What do I make when I’m making miso soup?  Sushi Rice Salad.  I’ve made sushi rolls before – I have the bamboo mat to prove it.  But, while they are delicious, healthy, and nutritious, they are also kind of time consuming and fussy.  When I crave those flavors, I make this salad.  A purist would gasp but someone wanting sushi would just dig in.

This recipe is written on yellow legal paper in my own hand and I have no idea where I got it.  I have tweaked it significantly over the many times I have made it so I am going to officially call it my own.  Whoever wrote the original says to use long-grain rice.  Every single time I have made it, except for this last one, I have used sushi rice.  You have to wash sushi rice endlessly so it doesn’t gum up and wouldn’t you know it, every time I made this dish, the rice gummed up.  Last week I decided to make it with brown rice and I loved it.  Try whatever you like.

Sushi Rice Salad
Serves 4-6

You should be able to find all the more unusual ingredients in the Asian food section of your grocery store.

1/2 cups long grain rice or brown rice
1/4 cup + 3 tbsp. rice wine vinegar, divided
1/4 cup sugar
1 1/2 tsp. salt
1 tbsp. sesame seeds, lightly toasted
3 tbsp. vegetable oil
2 tbsp. finely chopped pickled ginger
3 scallions, thinly sliced
1/2 cup shredded carrots
1 English cucumber, seeded and chopped
8 oz. extra firm tofu, cut into small cubes
2 sheets nori
1 avocado

Cook rice.  (If making brown rice, simply boil in a large pot of water, as you would for pasta.  Cook until tender and then drain.)  Meanwhile, in a small saucepan 1/4 cup vinegar to boil with sugar and salt, stirring until sugar is dissolved and remove from heat.

Transfer rice to a large bowl and stir in vinegar mixture.  Cool rice.  (If there is excess liquid in the bottom of the bowl, drain rice again.)  Stir in sesame seeds, remaining 3 tbsp. vinegar, oil, ginger, scallions, cucumber, tofu, and carrot.

Cut nori sheets into 1 inch wide strips.  Peel and pit avocado.  Quarter, then cut cross-wise into thin slices.  Add avocado to salad with nori.  Toss well.

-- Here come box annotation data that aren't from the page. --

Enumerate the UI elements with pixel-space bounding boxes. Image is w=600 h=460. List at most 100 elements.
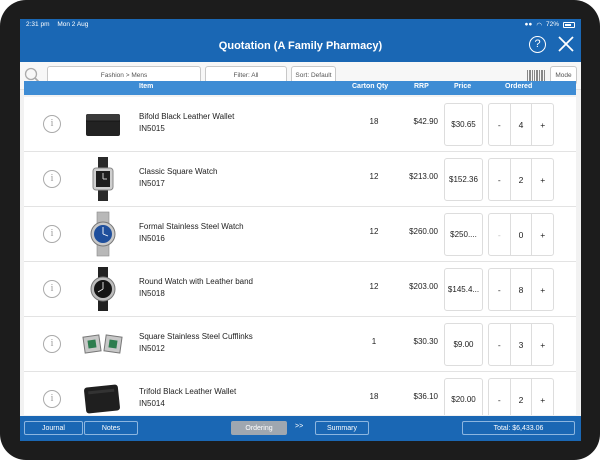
product-code: IN5015 bbox=[139, 124, 165, 133]
info-icon[interactable]: i bbox=[43, 170, 61, 188]
quantity-stepper: - 2 + bbox=[488, 378, 554, 415]
info-icon[interactable]: i bbox=[43, 390, 61, 408]
ordered-quantity[interactable]: 3 bbox=[509, 324, 532, 365]
product-code: IN5012 bbox=[139, 344, 165, 353]
price-field[interactable]: $9.00 bbox=[444, 323, 483, 366]
product-code: IN5016 bbox=[139, 234, 165, 243]
product-name: Trifold Black Leather Wallet bbox=[139, 387, 237, 396]
column-ordered: Ordered bbox=[505, 83, 533, 90]
barcode-icon[interactable] bbox=[527, 70, 545, 81]
rrp-value: $42.90 bbox=[413, 117, 438, 126]
carton-qty: 12 bbox=[369, 282, 379, 291]
summary-tab[interactable]: Summary bbox=[315, 421, 369, 435]
decrement-button[interactable]: - bbox=[489, 269, 510, 310]
battery-icon bbox=[563, 21, 575, 28]
decrement-button[interactable]: - bbox=[489, 104, 510, 145]
column-price: Price bbox=[454, 83, 472, 90]
product-name: Formal Stainless Steel Watch bbox=[139, 222, 244, 231]
product-code: IN5014 bbox=[139, 399, 165, 408]
price-field[interactable]: $152.36 bbox=[444, 158, 483, 201]
info-icon[interactable]: i bbox=[43, 335, 61, 353]
ordered-quantity[interactable]: 8 bbox=[509, 269, 532, 310]
cufflinks-icon bbox=[82, 334, 123, 354]
increment-button[interactable]: + bbox=[531, 159, 553, 200]
product-code: IN5018 bbox=[139, 289, 165, 298]
status-bar: 2:31 pm Mon 2 Aug ●● ◠ 72% bbox=[20, 19, 581, 30]
steel-watch-icon bbox=[90, 211, 116, 257]
carton-qty: 12 bbox=[369, 172, 379, 181]
product-row[interactable]: i Trifold Black Leather Wallet IN5014 18… bbox=[24, 372, 576, 415]
battery-fill bbox=[565, 23, 571, 26]
column-rrp: RRP bbox=[414, 83, 429, 90]
product-row[interactable]: i Formal Stainless Steel Watch IN5016 12… bbox=[24, 207, 576, 262]
notes-button[interactable]: Notes bbox=[84, 421, 138, 435]
carton-qty: 1 bbox=[371, 337, 377, 346]
product-row[interactable]: i Square Stainless Steel Cufflinks IN501… bbox=[24, 317, 576, 372]
info-icon[interactable]: i bbox=[43, 280, 61, 298]
status-time: 2:31 pm bbox=[26, 21, 50, 28]
carton-qty: 12 bbox=[369, 227, 379, 236]
carton-qty: 18 bbox=[369, 117, 379, 126]
wifi-icon: ◠ bbox=[536, 21, 542, 29]
price-field[interactable]: $250.... bbox=[444, 213, 483, 256]
increment-button[interactable]: + bbox=[531, 104, 553, 145]
bottom-toolbar: Journal Notes Ordering >> Summary Total:… bbox=[20, 416, 581, 441]
step-arrows: >> bbox=[295, 423, 304, 430]
ordered-quantity[interactable]: 4 bbox=[509, 104, 532, 145]
status-date: Mon 2 Aug bbox=[57, 21, 89, 28]
quantity-stepper: - 2 + bbox=[488, 158, 554, 201]
quantity-stepper: - 4 + bbox=[488, 103, 554, 146]
journal-button[interactable]: Journal bbox=[24, 421, 83, 435]
info-icon[interactable]: i bbox=[43, 115, 61, 133]
round-watch-icon bbox=[90, 267, 116, 311]
carton-qty: 18 bbox=[369, 392, 379, 401]
column-item: Item bbox=[139, 83, 154, 90]
product-row[interactable]: i Bifold Black Leather Wallet IN5015 18 … bbox=[24, 97, 576, 152]
product-list: i Bifold Black Leather Wallet IN5015 18 … bbox=[24, 97, 576, 415]
square-watch-icon bbox=[92, 157, 114, 201]
rrp-value: $30.30 bbox=[413, 337, 438, 346]
price-field[interactable]: $20.00 bbox=[444, 378, 483, 415]
decrement-button[interactable]: - bbox=[489, 324, 510, 365]
rrp-value: $36.10 bbox=[413, 392, 438, 401]
product-name: Round Watch with Leather band bbox=[139, 277, 253, 286]
total-button[interactable]: Total: $6,433.06 bbox=[462, 421, 575, 435]
column-carton-qty: Carton Qty bbox=[352, 83, 389, 90]
wallet-icon bbox=[86, 114, 120, 136]
quantity-stepper: - 0 + bbox=[488, 213, 554, 256]
quantity-stepper: - 8 + bbox=[488, 268, 554, 311]
increment-button[interactable]: + bbox=[531, 379, 553, 415]
info-icon[interactable]: i bbox=[43, 225, 61, 243]
increment-button[interactable]: + bbox=[531, 324, 553, 365]
wallet-icon bbox=[84, 384, 120, 414]
product-name: Bifold Black Leather Wallet bbox=[139, 112, 235, 121]
increment-button[interactable]: + bbox=[531, 214, 553, 255]
page-title: Quotation (A Family Pharmacy) bbox=[218, 40, 383, 52]
close-icon[interactable] bbox=[556, 34, 576, 54]
product-code: IN5017 bbox=[139, 179, 165, 188]
ordered-quantity[interactable]: 2 bbox=[509, 379, 532, 415]
increment-button[interactable]: + bbox=[531, 269, 553, 310]
product-row[interactable]: i Round Watch with Leather band IN5018 1… bbox=[24, 262, 576, 317]
price-field[interactable]: $145.4... bbox=[444, 268, 483, 311]
product-name: Square Stainless Steel Cufflinks bbox=[139, 332, 253, 341]
rrp-value: $213.00 bbox=[409, 172, 438, 181]
decrement-button[interactable]: - bbox=[489, 214, 510, 255]
rrp-value: $260.00 bbox=[409, 227, 438, 236]
product-row[interactable]: i Classic Square Watch IN5017 12 $213.00… bbox=[24, 152, 576, 207]
ordered-quantity[interactable]: 2 bbox=[509, 159, 532, 200]
battery-percent: 72% bbox=[545, 21, 559, 28]
decrement-button[interactable]: - bbox=[489, 159, 510, 200]
app-screen: 2:31 pm Mon 2 Aug ●● ◠ 72% Quotation (A … bbox=[20, 19, 581, 441]
quantity-stepper: - 3 + bbox=[488, 323, 554, 366]
ordered-quantity[interactable]: 0 bbox=[509, 214, 532, 255]
table-header: Item Carton Qty RRP Price Ordered bbox=[24, 81, 576, 95]
rrp-value: $203.00 bbox=[409, 282, 438, 291]
product-name: Classic Square Watch bbox=[139, 167, 218, 176]
help-button[interactable]: ? bbox=[529, 36, 546, 53]
signal-icon: ●● bbox=[524, 21, 533, 28]
price-field[interactable]: $30.65 bbox=[444, 103, 483, 146]
ordering-tab[interactable]: Ordering bbox=[231, 421, 287, 435]
nav-bar: Quotation (A Family Pharmacy) ? bbox=[20, 30, 581, 62]
decrement-button[interactable]: - bbox=[489, 379, 510, 415]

I like a lot of wasabi with my sushi.  I like my nose to burn a little bit.  If you like things mellower, add between 1 and 2 tsp. wasabi and then see how it tastes before you add it to the salad.

3 tsp. wasabi paste
1 tbsp. hot water
2 tbsp. cold water
2 tbsp. soy sauce
2 tsp. ginger juice

In a small bowl, stir all ingredients together.  Drizzle dressing over salad and mix carefully.